The voice was faint, coming up from the manhole, and tight with pain.
“Yeah, I’m here,” Erin said, dropping to one knee beside the shaft. “How you doing down there, Diego?”
“I want a doctor.”
“We’ll get you one,” she said. “Where are you hurt?”
“My leg and… my cabeza.”
Erin knew only a little Spanish. “Your head?”
“Si.”
He was slurring his words a little and losing some of his English. Erin guessed he was going into shock.
“Hey, stay with me, Diego,” she said. “Here’s what I need you to do. I need you to drop your gun. I can’t help you if you shoot at me, okay?”
“Hey, Detective,” the Patrol sergeant muttered into her ear. “Why don’t we just wait for the negotiator?”
“This guy could be dying,” Erin said softly. “I don’t know if he’s got fifteen minutes. He sounds shocky.”
“He shot at cops,” the sergeant reminded her.
She nodded but didn’t turn away from the manhole. The guy really didn’t sound so good. “Diego?” she called more loudly. “Drop the gun. Now.”
There was a faint but audible splash.
Erin took a deep breath. “Okay,” she said to the officers around her. “Let’s get this lid open.”
The rookie came forward to lend a hand. The cover wasn’t fully seated in the shaft. It was heavy but not hard to shift. Metal grated on concrete.

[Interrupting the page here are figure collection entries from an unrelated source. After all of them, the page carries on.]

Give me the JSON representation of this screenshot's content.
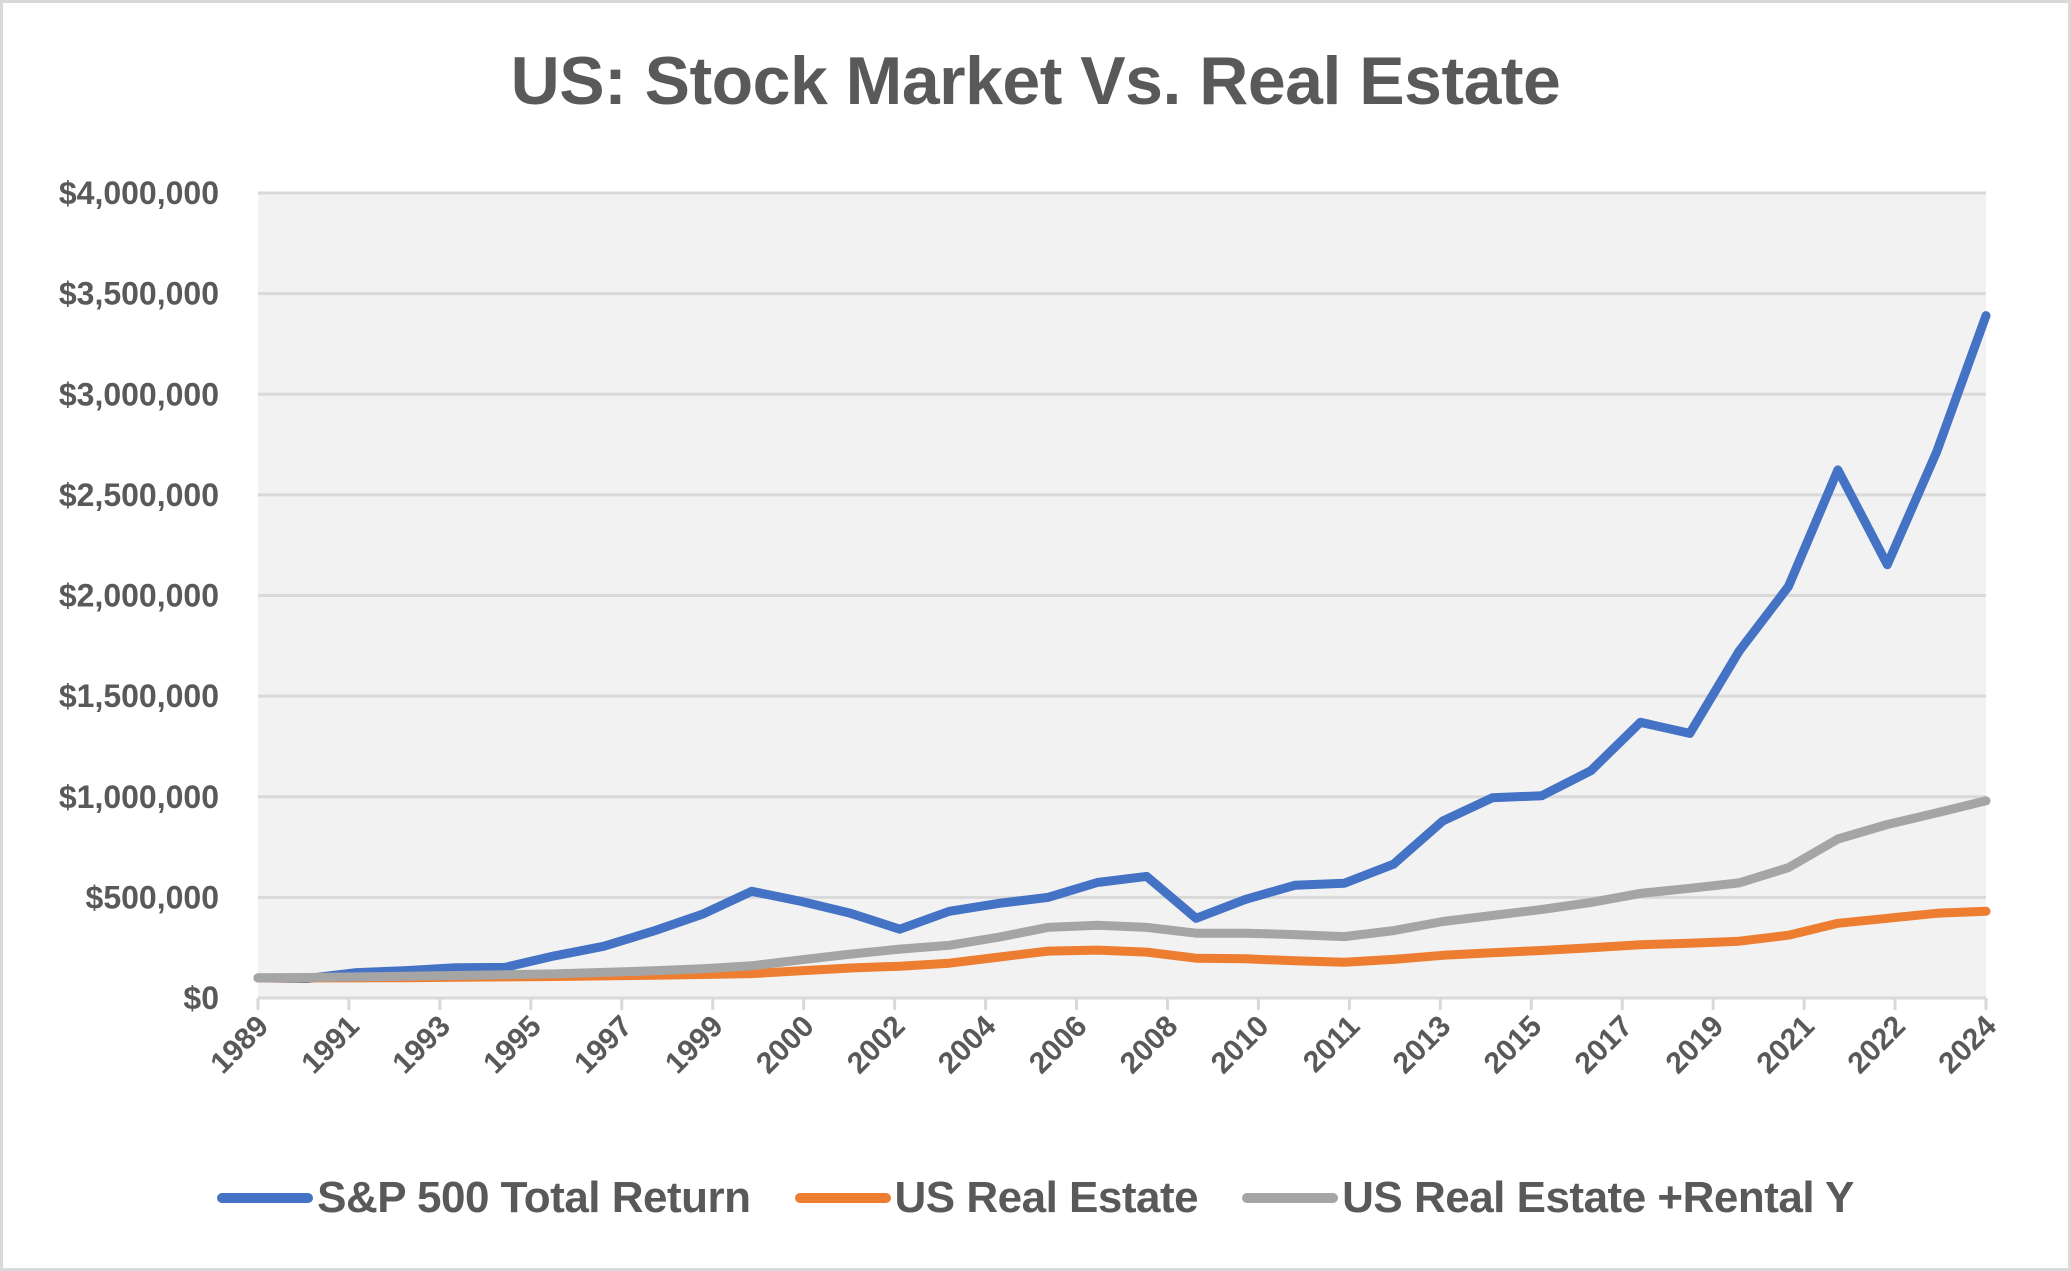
{
  "chart_data": {
    "type": "line",
    "title": "US: Stock Market Vs. Real Estate",
    "xlabel": "",
    "ylabel": "",
    "x": [
      1989,
      1990,
      1991,
      1992,
      1993,
      1994,
      1995,
      1996,
      1997,
      1998,
      1999,
      2000,
      2001,
      2002,
      2003,
      2004,
      2005,
      2006,
      2007,
      2008,
      2009,
      2010,
      2011,
      2012,
      2013,
      2014,
      2015,
      2016,
      2017,
      2018,
      2019,
      2020,
      2021,
      2022,
      2023,
      2024
    ],
    "x_tick_labels": [
      "1989",
      "1991",
      "1993",
      "1995",
      "1997",
      "1999",
      "2000",
      "2002",
      "2004",
      "2006",
      "2008",
      "2010",
      "2011",
      "2013",
      "2015",
      "2017",
      "2019",
      "2021",
      "2022",
      "2024"
    ],
    "y_tick_labels": [
      "$0",
      "$500,000",
      "$1,000,000",
      "$1,500,000",
      "$2,000,000",
      "$2,500,000",
      "$3,000,000",
      "$3,500,000",
      "$4,000,000"
    ],
    "y_ticks": [
      0,
      500000,
      1000000,
      1500000,
      2000000,
      2500000,
      3000000,
      3500000,
      4000000
    ],
    "ylim": [
      0,
      4000000
    ],
    "grid": "horizontal",
    "legend_position": "bottom",
    "series": [
      {
        "name": "S&P 500 Total Return",
        "color": "#4472c4",
        "values": [
          100000,
          97000,
          126000,
          136000,
          150000,
          152000,
          209000,
          257000,
          332000,
          416000,
          530000,
          480000,
          421000,
          342000,
          431000,
          470000,
          500000,
          574000,
          604000,
          396000,
          490000,
          560000,
          570000,
          665000,
          880000,
          995000,
          1005000,
          1130000,
          1370000,
          1315000,
          1723000,
          2045000,
          2624000,
          2153000,
          2713000,
          3391000
        ]
      },
      {
        "name": "US Real Estate",
        "color": "#ed7d31",
        "values": [
          100000,
          100000,
          100000,
          101000,
          103000,
          105000,
          107000,
          110000,
          113000,
          117000,
          121000,
          135000,
          149000,
          158000,
          173000,
          203000,
          233000,
          238000,
          228000,
          198000,
          195000,
          185000,
          178000,
          192000,
          212000,
          225000,
          236000,
          250000,
          265000,
          272000,
          282000,
          312000,
          371000,
          396000,
          421000,
          431000
        ]
      },
      {
        "name": "US Real Estate +Rental Y",
        "color": "#a5a5a5",
        "values": [
          100000,
          102000,
          105000,
          108000,
          112000,
          116000,
          120000,
          127000,
          135000,
          145000,
          160000,
          190000,
          218000,
          243000,
          262000,
          302000,
          351000,
          361000,
          351000,
          322000,
          322000,
          315000,
          305000,
          335000,
          380000,
          410000,
          440000,
          475000,
          520000,
          545000,
          572000,
          648000,
          790000,
          862000,
          920000,
          980000
        ]
      }
    ]
  },
  "colors": {
    "plot_background": "#f2f2f2",
    "gridline": "#d9d9d9",
    "text": "#595959",
    "border": "#d9d9d9"
  }
}
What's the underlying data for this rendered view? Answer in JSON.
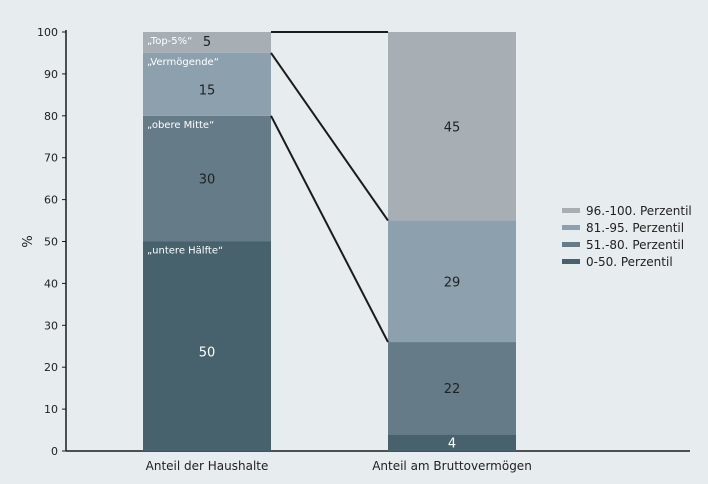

“You don’t know what he did,” the sergeant objected. He stood with four other cops, guns pointed at the open hatch. “Maybe he’s got another gun.”
“Diego,” she called.
There was no answer.
“Diego!”
He mumbled something inaudible.
“Flashlight,” Erin said to the nearest uniform. He pulled his big Maglite and extended it to her. She took it, flicked it on, and shone it down the hole, keeping her head back from the opening. Anyone looking up would see only a bright light. If Rojas was waiting to shoot at someone, there was a good chance he’d fire now.
He didn’t.
Erin gave it a few seconds, then cautiously poked her head over the lip of the shaft, peering down. She saw a damp, circular hole with an iron ladder bolted to one side. A man lay crumpled at the bottom like a discarded piece of trash. She saw blood on his head. He was half-submerged in brown, filthy water. His head was sagging down. Even as she watched, he slumped sideways, his head going under the surface.
“Shit,” Erin muttered. There was no time to do this by the book. She shoved her Glock into its holster and thrust the flashlight back at the man who’d given it to her.
“Keep that pointed down,” she told him. “Bleib,” she ordered Rolf, who was perfectly happy to stay with his toy. Then she went down the ladder as fast as she could without jumping onto the poor bastard at the bottom.
It was a tight fit to work her way around the wounded man’s body. Erin was glad she was smaller than the average cop. She splashed into the water at the floor of the shaft, hissing at the icy cold that immediately shot up her legs. She bent down, grabbed him by the shoulders, and pulled him to a sitting position. In the light from the flashlight beam, he looked like a fresh-drowned corpse. She shook him and slapped his cheek.